STK ÖNERİLERİ DİNLENDİ
Şahin, daha önce, kadının sanal alemde taciz edilmesinin de “şiddet” olarak değerlendirilip yasa kapsamına alınacağını, “hırpalama, yıldırma, bıktırma ve peşini bırakmama” eylemlerinin ise “musallat olma” ifadesi adı altında taslağa ekleneceğini kaydetmişti.
Milliyet'in haberine göre; yeni düzenlemede sanal alemde tek taraflı tacizin de suç sayılması bekleniyor.
Şahin, taslağa ilişkin son olarak İstanbul’da 40’a yakın STK temsilcisinin önerilerini dinlemişti. Bu toplantıda gündeme gelen ve taslakta yer verilmesi istenen bazı düzenlemeler ise şunlar:
- Kadının Statüsü Genel Müdürlüğü’nün (KSGM) şiddeti önleyici koruma tedbirlerinin alınması ve izlenmesi süreçleriyle ilgili oluşturulan birimlerin içinde yeniden yer alması.
Düzenlemede bu görev, “Denetimli Serbestlik ve Yardım Merkezi”ne verilmişti.

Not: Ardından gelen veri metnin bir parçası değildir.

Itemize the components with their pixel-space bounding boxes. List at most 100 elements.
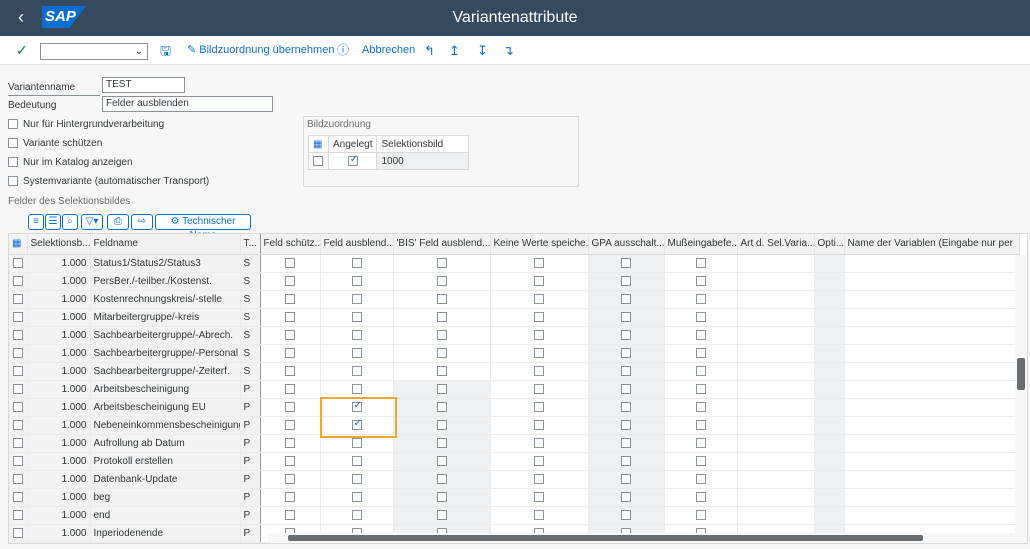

- STK’lara getirilen “kendilerine başvuran şiddete maruz kalmış kadınların bilgilerini emniyete, yargıya ihbar etme” zorunluluğunun kaldırılması.
SÜRESİZ KORUMA HAKKI
- 1 ayı geçen koruma kararları için getirilen belgelendirme zorunluluğunun kaldırılması. Böylece şiddete maruz kalma tehdidi altında olanların da korumadan yararlanabilmesinin sağlanması.
- Aile hâkimlerine, durumun özelliğine göre, 6 aydan uzun ya da süresiz koruma kararı verme hakkı sağlanması.

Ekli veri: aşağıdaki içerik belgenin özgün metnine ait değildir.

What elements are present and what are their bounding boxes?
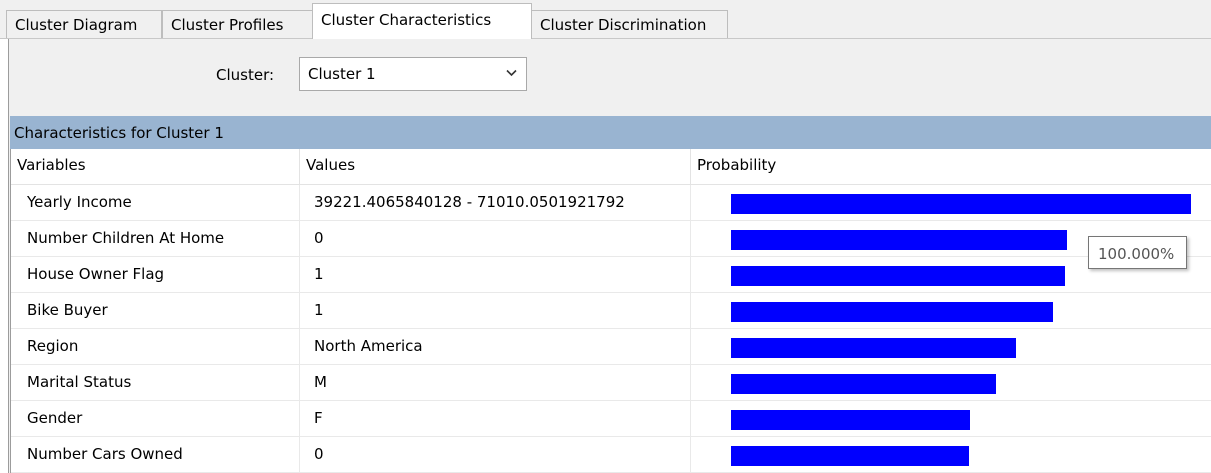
column-header-values[interactable]: Values xyxy=(300,149,691,185)
probability-tooltip: 100.000% xyxy=(1088,236,1187,269)
variable-cell: Gender xyxy=(11,401,300,437)
value-cell: North America xyxy=(300,329,691,365)
characteristics-panel: Cluster: Cluster 1 Characteristics for C… xyxy=(8,39,1211,473)
variable-cell: Marital Status xyxy=(11,365,300,401)
tab-cluster-discrimination[interactable]: Cluster Discrimination xyxy=(531,10,728,38)
cluster-label: Cluster: xyxy=(216,66,275,84)
tab-cluster-characteristics[interactable]: Cluster Characteristics xyxy=(312,3,532,39)
table-row[interactable]: Bike Buyer 1 xyxy=(11,293,1211,329)
value-cell: 39221.4065840128 - 71010.0501921792 xyxy=(300,185,691,221)
value-cell: M xyxy=(300,365,691,401)
tab-strip: Cluster Diagram Cluster Profiles Cluster… xyxy=(0,0,1211,39)
value-cell: F xyxy=(300,401,691,437)
table-row[interactable]: Yearly Income 39221.4065840128 - 71010.05… xyxy=(11,185,1211,221)
variable-cell: House Owner Flag xyxy=(11,257,300,293)
probability-bar[interactable] xyxy=(731,194,1191,214)
characteristics-header: Characteristics for Cluster 1 xyxy=(10,116,1211,149)
table-row[interactable]: Marital Status M xyxy=(11,365,1211,401)
value-cell: 0 xyxy=(300,221,691,257)
cluster-dropdown-value: Cluster 1 xyxy=(308,65,376,83)
variable-cell: Number Cars Owned xyxy=(11,437,300,473)
table-row[interactable]: House Owner Flag 1 xyxy=(11,257,1211,293)
probability-bar[interactable] xyxy=(731,374,996,394)
probability-bar[interactable] xyxy=(731,338,1016,358)
tab-cluster-profiles[interactable]: Cluster Profiles xyxy=(162,10,313,38)
variable-cell: Yearly Income xyxy=(11,185,300,221)
table-row[interactable]: Number Children At Home 0 xyxy=(11,221,1211,257)
probability-bar[interactable] xyxy=(731,230,1067,250)
column-header-probability[interactable]: Probability xyxy=(691,149,1211,185)
variable-cell: Region xyxy=(11,329,300,365)
probability-bar[interactable] xyxy=(731,302,1053,322)
probability-bar[interactable] xyxy=(731,410,970,430)
table-row[interactable]: Region North America xyxy=(11,329,1211,365)
probability-bar[interactable] xyxy=(731,446,969,466)
probability-bar[interactable] xyxy=(731,266,1065,286)
value-cell: 1 xyxy=(300,293,691,329)
tab-cluster-diagram[interactable]: Cluster Diagram xyxy=(6,10,162,38)
table-row[interactable]: Gender F xyxy=(11,401,1211,437)
chevron-down-icon xyxy=(506,69,517,77)
characteristics-grid: Variables Values Probability Yearly Inco… xyxy=(10,149,1211,473)
value-cell: 0 xyxy=(300,437,691,473)
variable-cell: Number Children At Home xyxy=(11,221,300,257)
column-header-variables[interactable]: Variables xyxy=(11,149,300,185)
cluster-viewer: Cluster Diagram Cluster Profiles Cluster… xyxy=(0,0,1211,473)
table-row[interactable]: Number Cars Owned 0 xyxy=(11,437,1211,473)
cluster-dropdown[interactable]: Cluster 1 xyxy=(299,57,527,91)
value-cell: 1 xyxy=(300,257,691,293)
variable-cell: Bike Buyer xyxy=(11,293,300,329)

- “İstanbul Sözleşmesi” nde yer alan “Şiddet olaylarında uzlaşma ve arabuluculuk yapılamaz” maddesi ile “Kadına yönelik şiddet, toplumsal güç eşitsizliklerinden kaynaklanan bir insan hakkı ihlali ve ayrımcılıktır” maddesinin yasada yer almasının sağlanması.